Morgenthau considered that the fact the two of them were walking together might start some tongues wagging, although hardly anyone would suspect her of having a romantic interes
t in Eberly, or of being of any physical attraction to him. Or any man, for that matter. They all see me as a short, dumpy, overweight loser, Morgenthau knew. I’m no threat to any of them. How little they know!
“Sooner or later we’re going to have to confront Wilmot,” Eberly said, his eyes still scanning for eavesdroppers. “Vyborg is constantly nagging me about removing Berkowitz and installing himself as the chief of communications. I’ve decided that the way to get to Berkowitz is through Wilmot.”
“Through Wilmot?”
“Berkowitz is an innocuous former network executive. He doesn’t appear to have any obvious vices. He runs the Communications Department so loosely that Vyborg is actually in charge of virtually the entire operation.”
“But Sammi wants the title as well as the responsibility,” Morgenthau said. “I know him. He wants the respect and the power.”
“Yes. And he’s impatient. If what he did to that old man Romero is ever discovered…”
“It won’t reflect on you,” she assured him. “It can’t.”
“Perhaps. But still, Berkowitz should be removed.”
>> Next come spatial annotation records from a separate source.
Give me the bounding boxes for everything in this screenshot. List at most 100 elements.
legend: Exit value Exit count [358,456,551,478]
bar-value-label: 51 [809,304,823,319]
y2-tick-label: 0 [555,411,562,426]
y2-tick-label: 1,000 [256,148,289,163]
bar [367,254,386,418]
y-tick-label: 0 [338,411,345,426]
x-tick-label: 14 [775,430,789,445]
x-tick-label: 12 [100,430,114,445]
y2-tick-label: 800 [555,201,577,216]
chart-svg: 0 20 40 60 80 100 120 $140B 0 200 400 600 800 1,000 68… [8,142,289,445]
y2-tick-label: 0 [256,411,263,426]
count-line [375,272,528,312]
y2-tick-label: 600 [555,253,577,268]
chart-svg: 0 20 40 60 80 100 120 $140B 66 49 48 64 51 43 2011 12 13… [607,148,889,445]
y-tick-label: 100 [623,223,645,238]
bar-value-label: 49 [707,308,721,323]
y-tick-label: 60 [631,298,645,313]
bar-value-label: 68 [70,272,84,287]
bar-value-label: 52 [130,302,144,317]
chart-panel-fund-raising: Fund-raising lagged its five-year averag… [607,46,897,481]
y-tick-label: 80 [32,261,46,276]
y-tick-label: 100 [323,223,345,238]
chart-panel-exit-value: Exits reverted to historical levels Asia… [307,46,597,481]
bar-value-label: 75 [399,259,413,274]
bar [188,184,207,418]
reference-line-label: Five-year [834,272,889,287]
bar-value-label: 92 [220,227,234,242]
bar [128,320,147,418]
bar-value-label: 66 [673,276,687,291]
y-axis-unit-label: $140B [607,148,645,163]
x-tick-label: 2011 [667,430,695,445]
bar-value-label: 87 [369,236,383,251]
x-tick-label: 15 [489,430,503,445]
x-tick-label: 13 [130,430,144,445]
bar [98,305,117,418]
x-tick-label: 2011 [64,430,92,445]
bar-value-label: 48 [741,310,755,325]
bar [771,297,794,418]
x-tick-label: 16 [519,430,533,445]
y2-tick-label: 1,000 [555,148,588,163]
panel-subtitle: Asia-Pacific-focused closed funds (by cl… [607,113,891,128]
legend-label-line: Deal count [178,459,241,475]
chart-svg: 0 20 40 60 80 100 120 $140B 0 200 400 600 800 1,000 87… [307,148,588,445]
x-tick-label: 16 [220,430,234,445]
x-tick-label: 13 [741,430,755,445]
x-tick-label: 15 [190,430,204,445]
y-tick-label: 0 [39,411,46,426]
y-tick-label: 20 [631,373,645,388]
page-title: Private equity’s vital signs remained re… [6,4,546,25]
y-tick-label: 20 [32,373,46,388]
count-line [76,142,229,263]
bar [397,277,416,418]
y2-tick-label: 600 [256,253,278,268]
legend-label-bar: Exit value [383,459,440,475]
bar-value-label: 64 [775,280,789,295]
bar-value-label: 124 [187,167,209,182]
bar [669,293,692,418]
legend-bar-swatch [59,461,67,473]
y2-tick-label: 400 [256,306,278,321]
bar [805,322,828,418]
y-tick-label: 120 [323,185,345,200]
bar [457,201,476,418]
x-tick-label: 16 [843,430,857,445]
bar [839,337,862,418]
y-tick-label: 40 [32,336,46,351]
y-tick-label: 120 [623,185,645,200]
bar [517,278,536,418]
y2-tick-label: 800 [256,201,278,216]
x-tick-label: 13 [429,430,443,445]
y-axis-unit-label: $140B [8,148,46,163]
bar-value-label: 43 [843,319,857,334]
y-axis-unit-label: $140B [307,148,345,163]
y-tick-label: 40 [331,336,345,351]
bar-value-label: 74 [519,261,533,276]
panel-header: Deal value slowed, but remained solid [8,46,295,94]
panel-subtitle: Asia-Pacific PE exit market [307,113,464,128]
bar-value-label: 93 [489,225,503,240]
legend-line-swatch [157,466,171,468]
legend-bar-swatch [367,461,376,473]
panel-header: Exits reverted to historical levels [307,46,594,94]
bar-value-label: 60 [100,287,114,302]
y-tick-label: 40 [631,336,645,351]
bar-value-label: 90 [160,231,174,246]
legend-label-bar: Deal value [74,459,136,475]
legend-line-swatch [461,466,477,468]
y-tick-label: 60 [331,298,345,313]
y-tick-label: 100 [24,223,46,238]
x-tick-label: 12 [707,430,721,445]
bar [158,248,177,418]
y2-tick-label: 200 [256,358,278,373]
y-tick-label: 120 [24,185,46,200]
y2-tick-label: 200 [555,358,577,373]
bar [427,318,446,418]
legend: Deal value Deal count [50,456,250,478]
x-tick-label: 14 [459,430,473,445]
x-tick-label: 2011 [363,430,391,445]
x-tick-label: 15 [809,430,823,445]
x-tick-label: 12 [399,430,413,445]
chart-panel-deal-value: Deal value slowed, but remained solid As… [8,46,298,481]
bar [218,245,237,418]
“And to do that, you want to go through Wilmot?” Morgenthau asked.
“That’s not the only reason, of course,” Eberly went on. “Wilmot believes he is in charge of the habitat. The day will come when I’ll have to disabuse him of that notion.”
“We can’t have a godless secularist ruling these people!” Morgenthau said fervently.
“I’ll need some ammunition, something to hold over Wilmot.”
“A carrot or a stick?” Morgenthau asked.
“Either. Both, if possible.”
“We’ll need someone to review all his personal files and phone conversations.”
Eberly nodded. “This must be kept totally secret. I don’t want even Vyborg to know that we’re going through Wilmot’s files.”